(CN) – An order uncapping the number of taxi licenses in Minneapolis does not violate cab drivers’ constitutional rights, the 8th Circuit ruled. The court said license holders have no property interest in the market value of their licenses.
The Minneapolis Taxi Owners Coalition, which represents 75 license holders, claimed they were denied due process and fair compensation when the city removed the license ceiling in 2006.
In a March 2007 lawsuit, the group said that by opening a previously closed market, the ordinance reduced license values to nothing. The licenses initially cost around $500, but were worth between $19,000 and $25,000 resale.
But the group didn’t have standing to sue, the district court ruled, because they held no interest in the market value of the licenses.

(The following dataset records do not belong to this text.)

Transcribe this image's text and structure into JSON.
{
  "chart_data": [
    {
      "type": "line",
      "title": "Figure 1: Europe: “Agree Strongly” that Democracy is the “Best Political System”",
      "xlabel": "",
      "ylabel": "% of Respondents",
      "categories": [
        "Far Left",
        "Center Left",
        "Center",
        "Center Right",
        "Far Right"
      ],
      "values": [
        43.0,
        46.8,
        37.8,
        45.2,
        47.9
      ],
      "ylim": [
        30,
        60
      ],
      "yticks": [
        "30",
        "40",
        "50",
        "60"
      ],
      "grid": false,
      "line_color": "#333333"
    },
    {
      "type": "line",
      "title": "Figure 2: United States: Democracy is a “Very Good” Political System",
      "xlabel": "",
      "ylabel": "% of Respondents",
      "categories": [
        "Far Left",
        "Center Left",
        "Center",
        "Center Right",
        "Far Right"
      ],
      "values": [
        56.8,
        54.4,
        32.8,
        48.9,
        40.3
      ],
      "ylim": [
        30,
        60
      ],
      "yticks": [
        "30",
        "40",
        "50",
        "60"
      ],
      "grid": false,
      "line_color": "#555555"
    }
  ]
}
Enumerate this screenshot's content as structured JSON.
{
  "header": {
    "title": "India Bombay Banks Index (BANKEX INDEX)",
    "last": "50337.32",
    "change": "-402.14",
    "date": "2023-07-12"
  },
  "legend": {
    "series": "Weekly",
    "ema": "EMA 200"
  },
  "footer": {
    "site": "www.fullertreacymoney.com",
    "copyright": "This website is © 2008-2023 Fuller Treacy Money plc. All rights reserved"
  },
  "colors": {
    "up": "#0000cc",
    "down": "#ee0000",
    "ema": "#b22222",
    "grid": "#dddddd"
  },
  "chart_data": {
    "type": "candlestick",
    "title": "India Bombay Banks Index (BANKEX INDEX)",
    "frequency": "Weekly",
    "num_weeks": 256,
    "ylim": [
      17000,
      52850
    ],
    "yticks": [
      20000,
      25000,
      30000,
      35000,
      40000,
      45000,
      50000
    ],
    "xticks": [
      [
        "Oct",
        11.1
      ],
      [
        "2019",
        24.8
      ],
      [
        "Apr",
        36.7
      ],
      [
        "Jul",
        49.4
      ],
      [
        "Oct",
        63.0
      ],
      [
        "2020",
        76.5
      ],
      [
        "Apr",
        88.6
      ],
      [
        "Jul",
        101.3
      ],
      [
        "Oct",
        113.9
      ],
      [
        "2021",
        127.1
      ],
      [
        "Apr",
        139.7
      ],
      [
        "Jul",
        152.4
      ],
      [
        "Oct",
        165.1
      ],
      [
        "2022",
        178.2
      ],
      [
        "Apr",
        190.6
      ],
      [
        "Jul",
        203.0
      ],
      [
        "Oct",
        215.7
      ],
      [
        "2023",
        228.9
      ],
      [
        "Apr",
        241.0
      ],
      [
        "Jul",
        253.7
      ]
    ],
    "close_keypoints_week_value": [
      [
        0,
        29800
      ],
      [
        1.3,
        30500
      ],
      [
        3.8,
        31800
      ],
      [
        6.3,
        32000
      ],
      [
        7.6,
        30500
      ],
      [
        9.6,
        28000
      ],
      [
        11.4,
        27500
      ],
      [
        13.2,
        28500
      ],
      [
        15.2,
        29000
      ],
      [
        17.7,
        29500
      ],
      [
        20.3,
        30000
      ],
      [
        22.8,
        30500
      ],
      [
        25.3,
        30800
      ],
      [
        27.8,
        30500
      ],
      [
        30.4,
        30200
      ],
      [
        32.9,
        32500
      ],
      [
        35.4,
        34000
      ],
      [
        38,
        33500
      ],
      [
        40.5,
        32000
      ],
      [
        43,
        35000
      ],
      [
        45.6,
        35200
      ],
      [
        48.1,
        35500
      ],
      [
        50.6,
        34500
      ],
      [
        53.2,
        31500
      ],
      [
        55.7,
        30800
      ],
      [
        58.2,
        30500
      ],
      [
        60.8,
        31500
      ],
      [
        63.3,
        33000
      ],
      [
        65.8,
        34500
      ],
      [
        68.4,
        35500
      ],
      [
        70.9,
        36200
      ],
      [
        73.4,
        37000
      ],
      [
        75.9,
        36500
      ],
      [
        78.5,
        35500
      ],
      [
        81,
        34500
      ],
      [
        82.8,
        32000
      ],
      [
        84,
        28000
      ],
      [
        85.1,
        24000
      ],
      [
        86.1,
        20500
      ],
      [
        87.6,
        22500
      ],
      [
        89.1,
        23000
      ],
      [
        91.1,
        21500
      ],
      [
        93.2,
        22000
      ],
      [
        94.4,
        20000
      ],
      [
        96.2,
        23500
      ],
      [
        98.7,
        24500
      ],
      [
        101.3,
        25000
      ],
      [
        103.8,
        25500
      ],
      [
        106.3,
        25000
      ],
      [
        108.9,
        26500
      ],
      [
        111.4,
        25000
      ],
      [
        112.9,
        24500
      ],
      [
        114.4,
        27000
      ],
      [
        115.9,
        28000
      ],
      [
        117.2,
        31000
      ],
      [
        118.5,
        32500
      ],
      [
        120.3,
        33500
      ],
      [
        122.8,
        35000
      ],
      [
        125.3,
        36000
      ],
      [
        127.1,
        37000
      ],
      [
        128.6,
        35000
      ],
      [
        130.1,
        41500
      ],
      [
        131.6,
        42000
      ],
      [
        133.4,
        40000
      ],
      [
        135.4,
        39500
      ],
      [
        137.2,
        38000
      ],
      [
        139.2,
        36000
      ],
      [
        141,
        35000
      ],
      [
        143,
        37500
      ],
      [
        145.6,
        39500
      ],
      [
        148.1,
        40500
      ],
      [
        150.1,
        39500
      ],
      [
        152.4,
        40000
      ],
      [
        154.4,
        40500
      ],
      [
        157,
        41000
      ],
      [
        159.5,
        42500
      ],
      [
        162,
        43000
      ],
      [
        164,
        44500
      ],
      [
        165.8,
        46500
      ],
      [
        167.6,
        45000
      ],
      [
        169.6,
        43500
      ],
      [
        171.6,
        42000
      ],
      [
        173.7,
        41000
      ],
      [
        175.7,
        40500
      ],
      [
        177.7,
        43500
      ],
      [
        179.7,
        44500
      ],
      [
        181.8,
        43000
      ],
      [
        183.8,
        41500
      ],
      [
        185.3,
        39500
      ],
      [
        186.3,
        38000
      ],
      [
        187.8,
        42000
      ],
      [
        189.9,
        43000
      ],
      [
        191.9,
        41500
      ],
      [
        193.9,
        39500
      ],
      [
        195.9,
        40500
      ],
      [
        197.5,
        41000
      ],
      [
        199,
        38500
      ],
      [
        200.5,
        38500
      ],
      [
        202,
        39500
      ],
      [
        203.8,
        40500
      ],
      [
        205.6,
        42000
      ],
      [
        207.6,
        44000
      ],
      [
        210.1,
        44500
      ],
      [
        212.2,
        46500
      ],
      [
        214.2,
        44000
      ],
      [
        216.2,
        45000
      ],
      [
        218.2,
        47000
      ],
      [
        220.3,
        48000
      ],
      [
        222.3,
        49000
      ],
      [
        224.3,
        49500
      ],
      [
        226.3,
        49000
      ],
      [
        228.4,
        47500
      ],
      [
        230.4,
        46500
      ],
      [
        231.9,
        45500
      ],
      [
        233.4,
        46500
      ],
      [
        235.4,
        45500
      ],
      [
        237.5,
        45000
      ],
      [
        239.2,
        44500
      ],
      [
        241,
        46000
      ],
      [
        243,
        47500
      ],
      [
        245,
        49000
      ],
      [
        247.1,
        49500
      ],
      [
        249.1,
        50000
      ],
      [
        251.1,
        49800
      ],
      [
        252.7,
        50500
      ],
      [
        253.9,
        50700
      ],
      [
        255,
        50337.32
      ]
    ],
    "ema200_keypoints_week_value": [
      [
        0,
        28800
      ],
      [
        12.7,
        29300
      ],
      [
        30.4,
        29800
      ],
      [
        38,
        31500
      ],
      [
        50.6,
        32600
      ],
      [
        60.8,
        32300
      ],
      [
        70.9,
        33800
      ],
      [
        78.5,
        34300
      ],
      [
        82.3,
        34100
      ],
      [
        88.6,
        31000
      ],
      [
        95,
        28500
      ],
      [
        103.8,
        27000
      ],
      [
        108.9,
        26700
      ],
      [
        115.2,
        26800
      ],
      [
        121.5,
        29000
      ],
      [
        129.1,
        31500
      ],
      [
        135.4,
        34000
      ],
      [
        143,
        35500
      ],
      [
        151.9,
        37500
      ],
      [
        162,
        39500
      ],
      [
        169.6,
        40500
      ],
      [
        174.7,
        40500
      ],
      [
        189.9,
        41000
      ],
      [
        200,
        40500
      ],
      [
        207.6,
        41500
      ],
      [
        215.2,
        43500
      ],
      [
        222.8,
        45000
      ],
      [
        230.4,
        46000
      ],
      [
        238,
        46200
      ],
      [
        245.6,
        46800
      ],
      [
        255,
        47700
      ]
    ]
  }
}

The St. Louis-based federal appeals court affirmed dismissal of the suit.
“The taxicab licenses themselves do not carry an inherent property interest,” Judge Melloy wrote, because they have no guaranteed minimum value.
At a 2006 city council hearing to review license limits, cab drivers fought to keep the cap, complaining that there was not enough business to support the increased competition. But economists said removing the cap would boost jobs and the level of service, and would encourage more wheelchair-accessible cabs, service to minority communities and environmentally friendly cabs.
The order requires new taxicab companies to make 10 percent of their fleet fuel-efficient and 10 percent wheelchair-friendly. For existing companies, this requirement is lowered to 5 percent until 2010, when it will jump to 10 percent.
The 8th Circuit said the coalition lacks standing, because the requirements apply only to licensed service companies, not to individual license holders. The coalition claims no affiliation with service companies, the judges noted.
The court also rejected the coalition’s takings claim and due process claim.
The approved plan will increase the number of licenses by 45 a year until 2010, when the cap will be removed completely.